Şairin, yazarın, ressamın, fotoğrafçının ya da bir bestecinin uykusunu bölüp çalışmalarının başına iten şey, esas itibariyle ondan kâr etmek değildir. Bu yaratıcı, üzerinde çalıştığı eserin ne kadar gelir getireceğini hesap etmez. Fotoğrafçıyı, akıp gitmekte olan anlardan birini kutusuna hapsetmek için bir konu peşine düşüren de asıl olarak ondan para kazanmak değildir. Kapitalist insan tipinde almak esasken, kültürel yaratma eyleminde vermek var. Bu özellikleriyle kültürel yaratma eylemi, bütün kapitalist ilişkilere ters bir süreç içinde gelişir. Bu yanıyla antikapitalist bir süreçtir. Yaratıcısı, siyasi duruşundan bağımsız, yaptığı her şey antikapitalist süreç içinde geliştiği için objektif olarak anti-kapitalisttir.
Yaratıcı, kapitalist insan tipinden uzak, hesapsız bir refleksle üreterek veren bir varlık olarak daha çok kadına, daha doğrusu anneye benzer. Evrende sadece insan üretir. Kültür yaratımı ise insanın en temiz yanını temsil eder. Yaratma eyleminin asıl gizemi, yaratıcısına yönelik genel merak, yine yaratıcının bilinen zor yanlarının temel kaynakları, onun iradesinden bağımsız anti-kapitalist duruşunda ve ürünlerinin insanlığın en zararsız, en temiz yanını temsil etmesinde yatmasın sakın? Sadece bir soru…

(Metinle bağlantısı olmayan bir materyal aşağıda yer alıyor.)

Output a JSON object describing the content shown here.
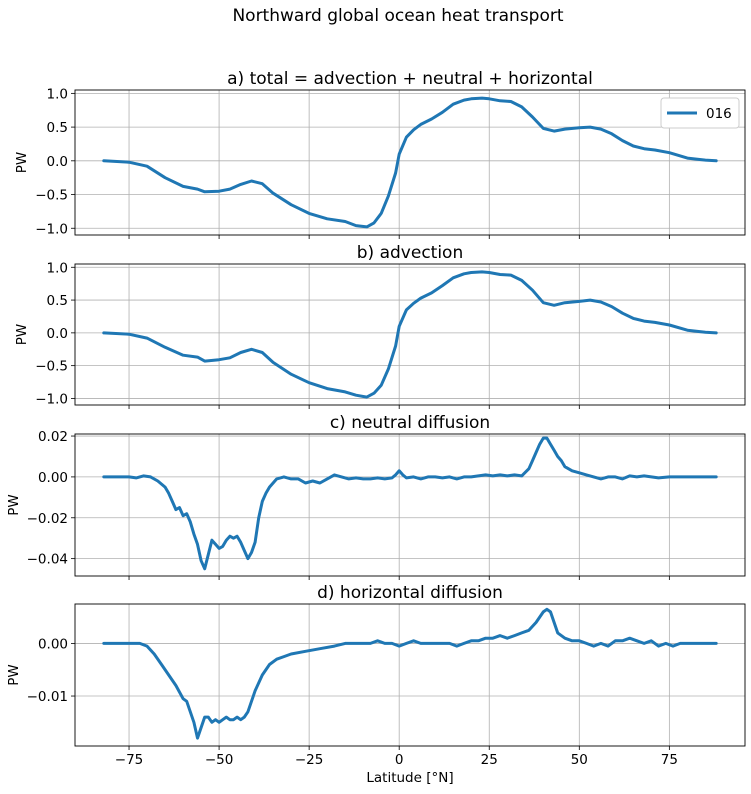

Bazı alanlar vardır, meslek olamazlar. Bilim, meslek değildir. Politikacı ve aydın olmak da meslek değil, iç meslektir. Bilim ve politika, her homo-sapienste olması gereken iç meslektir; bilimi günlük hayatın alanlarına yaymak ve politik olmak meslek değil, bir yurttaşlık görevi olarak birer iç meslektir. Kültür üretimi ve aydınlatma görevi, ancak bu iki iç meslek üzerine inşa edilebilir.
Siparişle yaptırılan işler ise burada anlatılanların tamamen dışında, ne kadar yaratıcı olursa olsun mesleki faaliyetlerdir. Bu nedenle kimsenin görevlendirmediği hâlde, sırf kendi bağımsız ve özgür iradesiyle bir konuda kendini sorumlu hissederek fotoğraf projeleri gerçekleştirmek, fotoğraf yaratısı içinde en değerli olanıdır. Diğer bütün yaratı alanlarında olduğu gibi fotoğrafçıyı başkalaştıran, kendine has bir tarz geliştirmesini sağlayan da asıl olarak burasıdır. Gerçekleştirdiği proje, tüm insanlığın en temiz yanı saydığımız kültür parçacıklarından biri olsa, yaratıcı projesinin insanlara ulaşması, yani insanlar tarafından paylaşılması için de en az o kadar çaba harcamalıdır. Çünkü insani kültür parçası ancak insana ulaştığında, ulaştığı yeri bir şekilde harekete geçirdiğinde asıl değerine ulaşır.